A pesar de la enorme diferencia de edad, creció entre ella y el pequeño Karl una relación inusitada. Ella admiraba la pureza de sentimientos y la dedicación a la música del niño; él había encontrado en ella a la musa que no sólo le salvó la virilidad, sino que también le enseñó a usarla. Para la época en que cambió definitivamente la voz y empezó a afeitarse, había desarrollado la proverbial habilidad de los eunucos para satisfacer a una mujer en formas no previstas por la naturaleza y la costumbre, pero con Rose Sommers no corrió riesgos.
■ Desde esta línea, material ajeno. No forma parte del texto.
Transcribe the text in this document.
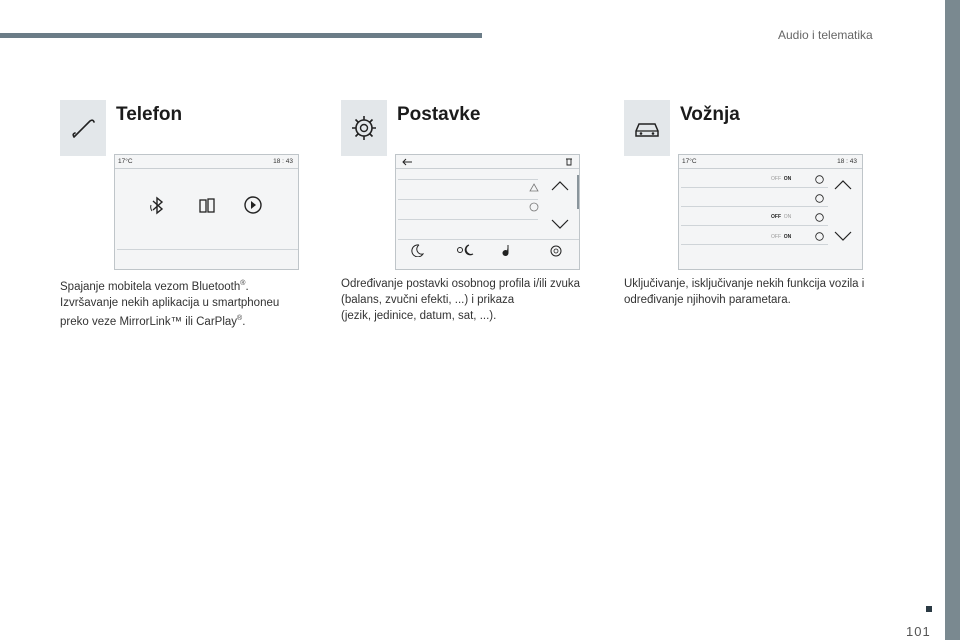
Audio i telematika
101
Telefon
17°C	18 : 43
Spajanje mobitela vezom Bluetooth®.
Izvršavanje nekih aplikacija u smartphoneu
preko veze MirrorLink™ ili CarPlay®.
Postavke
Određivanje postavki osobnog profila i/ili zvuka
(balans, zvučni efekti, ...) i prikaza
(jezik, jedinice, datum, sat, ...).
Vožnja
17°C	18 : 43
OFF ON
OFF ON
OFF ON
Uključivanje, isključivanje nekih funkcija vozila i
određivanje njihovih parametara.
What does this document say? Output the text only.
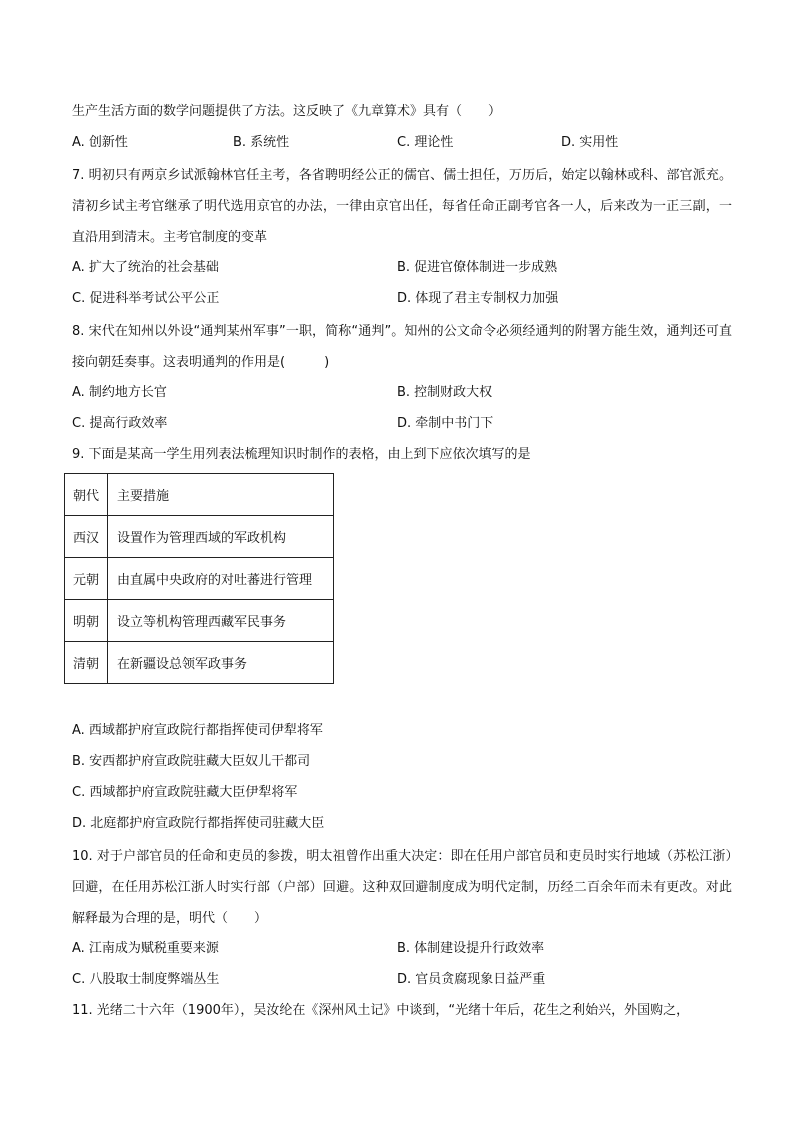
生产生活方面的数学问题提供了方法。这反映了《九章算术》具有（　　）
A. 创新性	B. 系统性	C. 理论性	D. 实用性
7. 明初只有两京乡试派翰林官任主考，各省聘明经公正的儒官、儒士担任，万历后，始定以翰林或科、部官派充。清初乡试主考官继承了明代选用京官的办法，一律由京官出任，每省任命正副考官各一人，后来改为一正三副，一直沿用到清末。主考官制度的变革
A. 扩大了统治的社会基础	B. 促进官僚体制进一步成熟
C. 促进科举考试公平公正	D. 体现了君主专制权力加强
8. 宋代在知州以外设“通判某州军事”一职，简称“通判”。知州的公文命令必须经通判的附署方能生效，通判还可直接向朝廷奏事。这表明通判的作用是(　　　)
A. 制约地方长官	B. 控制财政大权
C. 提高行政效率	D. 牵制中书门下
9. 下面是某高一学生用列表法梳理知识时制作的表格，由上到下应依次填写的是
朝代	主要措施
西汉	设置作为管理西域的军政机构
元朝	由直属中央政府的对吐蕃进行管理
明朝	设立等机构管理西藏军民事务
清朝	在新疆设总领军政事务
A. 西域都护府宣政院行都指挥使司伊犁将军
B. 安西都护府宣政院驻藏大臣奴儿干都司
C. 西域都护府宣政院驻藏大臣伊犁将军
D. 北庭都护府宣政院行都指挥使司驻藏大臣
10. 对于户部官员的任命和吏员的参拨，明太祖曾作出重大决定：即在任用户部官员和吏员时实行地域（苏松江浙）回避，在任用苏松江浙人时实行部（户部）回避。这种双回避制度成为明代定制，历经二百余年而未有更改。对此解释最为合理的是，明代（　　）
A. 江南成为赋税重要来源	B. 体制建设提升行政效率
C. 八股取士制度弊端丛生	D. 官员贪腐现象日益严重
11. 光绪二十六年（1900年），吴汝纶在《深州风土记》中谈到，“光绪十年后，花生之利始兴，外国购之，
Nada de atacarla con fogosidad en un desmadre de caricias demasiado atrevidas, pues no se trataba de chocarla con trucos de serrallo, decidió, sin sospechar que en menos de tres lecciones prácticas su alumna lo aventajaría en inventiva. Era hombre cuidadoso de los detalles y conocía el poder alucinante de la palabra precisa a la hora del amor. Con la mano izquierda le soltó uno a uno los pequeños botones de madreperla en la espalda, mientras con la derecha le quitaba las horquillas del peinado, sin perder el ritmo de los besos intercalados con una letanía de halagos. Le habló de la brevedad de su talle, la blancura prístina de su piel, la redondez clásica de su cuello y hombros, que provocaban en él un incendio, una excitación incontrolable.
– Me tienes loco… No sé lo que me sucede, nunca he amado ni volveré a amar a nadie como a ti. Éste es un encuentro hecho por los dioses, estamos destinados a amarnos -murmuraba una y otra vez.
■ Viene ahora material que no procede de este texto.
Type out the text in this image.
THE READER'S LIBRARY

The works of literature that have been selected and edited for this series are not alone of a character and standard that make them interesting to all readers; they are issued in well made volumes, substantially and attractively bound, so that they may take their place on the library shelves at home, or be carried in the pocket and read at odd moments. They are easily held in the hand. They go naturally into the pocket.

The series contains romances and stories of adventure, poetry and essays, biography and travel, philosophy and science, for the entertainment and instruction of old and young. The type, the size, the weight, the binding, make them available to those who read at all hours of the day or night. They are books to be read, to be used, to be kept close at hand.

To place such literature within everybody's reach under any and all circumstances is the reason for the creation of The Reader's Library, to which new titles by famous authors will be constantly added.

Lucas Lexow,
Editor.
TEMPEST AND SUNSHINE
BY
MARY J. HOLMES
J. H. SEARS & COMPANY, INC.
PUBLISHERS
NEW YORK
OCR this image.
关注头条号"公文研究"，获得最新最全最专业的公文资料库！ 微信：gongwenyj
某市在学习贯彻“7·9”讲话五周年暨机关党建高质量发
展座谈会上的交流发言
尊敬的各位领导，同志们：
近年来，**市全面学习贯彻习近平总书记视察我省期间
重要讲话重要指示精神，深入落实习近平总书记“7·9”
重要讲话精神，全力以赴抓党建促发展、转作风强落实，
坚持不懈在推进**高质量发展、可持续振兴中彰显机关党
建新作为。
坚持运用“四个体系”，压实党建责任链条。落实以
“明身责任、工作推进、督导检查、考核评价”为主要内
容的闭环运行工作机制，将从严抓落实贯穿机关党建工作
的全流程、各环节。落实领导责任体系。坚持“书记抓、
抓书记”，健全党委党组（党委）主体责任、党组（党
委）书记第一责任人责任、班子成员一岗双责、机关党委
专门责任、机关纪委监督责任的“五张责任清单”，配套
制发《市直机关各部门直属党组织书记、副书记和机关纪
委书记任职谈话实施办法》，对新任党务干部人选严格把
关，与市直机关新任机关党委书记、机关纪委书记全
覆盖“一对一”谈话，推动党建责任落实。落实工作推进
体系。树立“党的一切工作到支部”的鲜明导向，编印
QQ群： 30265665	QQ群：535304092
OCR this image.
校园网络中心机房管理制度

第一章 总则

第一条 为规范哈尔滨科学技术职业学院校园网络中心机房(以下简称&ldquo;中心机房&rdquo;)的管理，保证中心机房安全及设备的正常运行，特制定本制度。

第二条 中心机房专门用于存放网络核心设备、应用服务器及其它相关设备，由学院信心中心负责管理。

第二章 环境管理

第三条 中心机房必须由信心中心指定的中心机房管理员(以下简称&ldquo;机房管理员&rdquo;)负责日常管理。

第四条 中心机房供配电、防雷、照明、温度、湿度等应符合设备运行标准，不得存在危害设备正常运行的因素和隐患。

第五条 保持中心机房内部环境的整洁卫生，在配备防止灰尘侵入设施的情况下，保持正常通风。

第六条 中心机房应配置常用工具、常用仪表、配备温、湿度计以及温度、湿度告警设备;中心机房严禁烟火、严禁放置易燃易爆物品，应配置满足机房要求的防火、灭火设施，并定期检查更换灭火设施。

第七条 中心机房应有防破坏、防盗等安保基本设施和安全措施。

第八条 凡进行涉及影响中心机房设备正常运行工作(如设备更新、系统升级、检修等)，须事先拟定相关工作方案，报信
Le recitó su repertorio completo, pero lo hizo sin malicia, profundamente convencido de su propia honestidad y deslumbrado por Rose. Desató los lazos del corsé y la fue despojando de las enaguas hasta dejarla sólo con los calzones largos de batista y una camisita de nada que revelaba las fresas de los pezones. No le quitó los botines de cordobán con tacones torcidos ni las medias blancas sujetas en las rodillas con ligas bordadas. En ese punto se detuvo, acezando, con un estrépito telúrico en el pecho, convencido de que Rose Sommers era la mujer más bella del universo, un ángel, y que el corazón iba a estallarle en petardos si no se calmaba. La levantó en brazos sin esfuerzo, cruzó la habitación y la depositó de pie ante un espejo grande de marco dorado. La luz parpadeante de las velas y el vestuario teatral colgando de las paredes, en una confusión de brocados, plumas, terciopelos y encajes desteñidos, daban a la escena un aire de irrealidad.